AR: It's hard to imaging a 21-year-old pulling that off. But I did it. I don't know, I wasn't thinking about if I could do it, I was just thinking, hell, it's a paying music biz job--let me at it--I love music! So, suddenly I was involved with all these great things, and picked up the accordion at the same time. I never had specifically massive ambitions for anything, it was all just things I liked doing. It's hard to say no to learning how to do something on someone else's dime. At least for me...

PM: Wow.

AR: And so that's kind of how I've rolled all along. Even though I may not be 100 percent qualified to start, I at least have the creative vision, stick-to-it-iveness, and work ethic to deliver something. And lucky for me, and lucky for most people I've worked for, my something has wound up being better than most. I feel very blessed, because in my blissful ignorance, I dive in, happy for the opportunity and willing to learn everything it takes to get something done.
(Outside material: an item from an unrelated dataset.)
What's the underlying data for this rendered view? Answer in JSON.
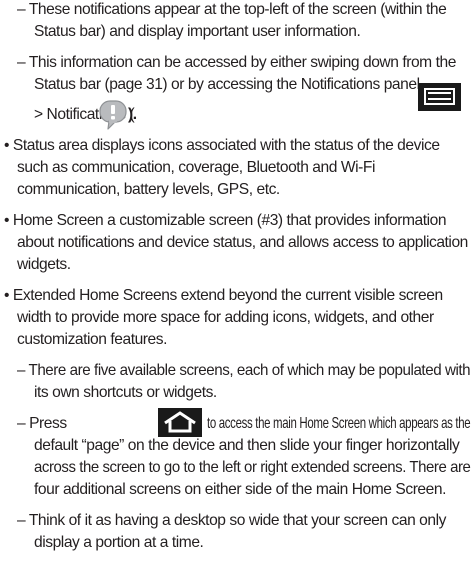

PM: There's a lot of passion there, and that's really the key to life.

AR: Yeah, totally.

PM: It's the people who have the juice to make something happen, to get something done, who change something. I mean, it's interesting what must have been going on in your soul and in your chart, '89 to '91, to have begun all these things: the photography, booking clubs, starting to play music, etc. Some crazy stuff was going on with you back then, that spun into a saga that is still spinning at the moment.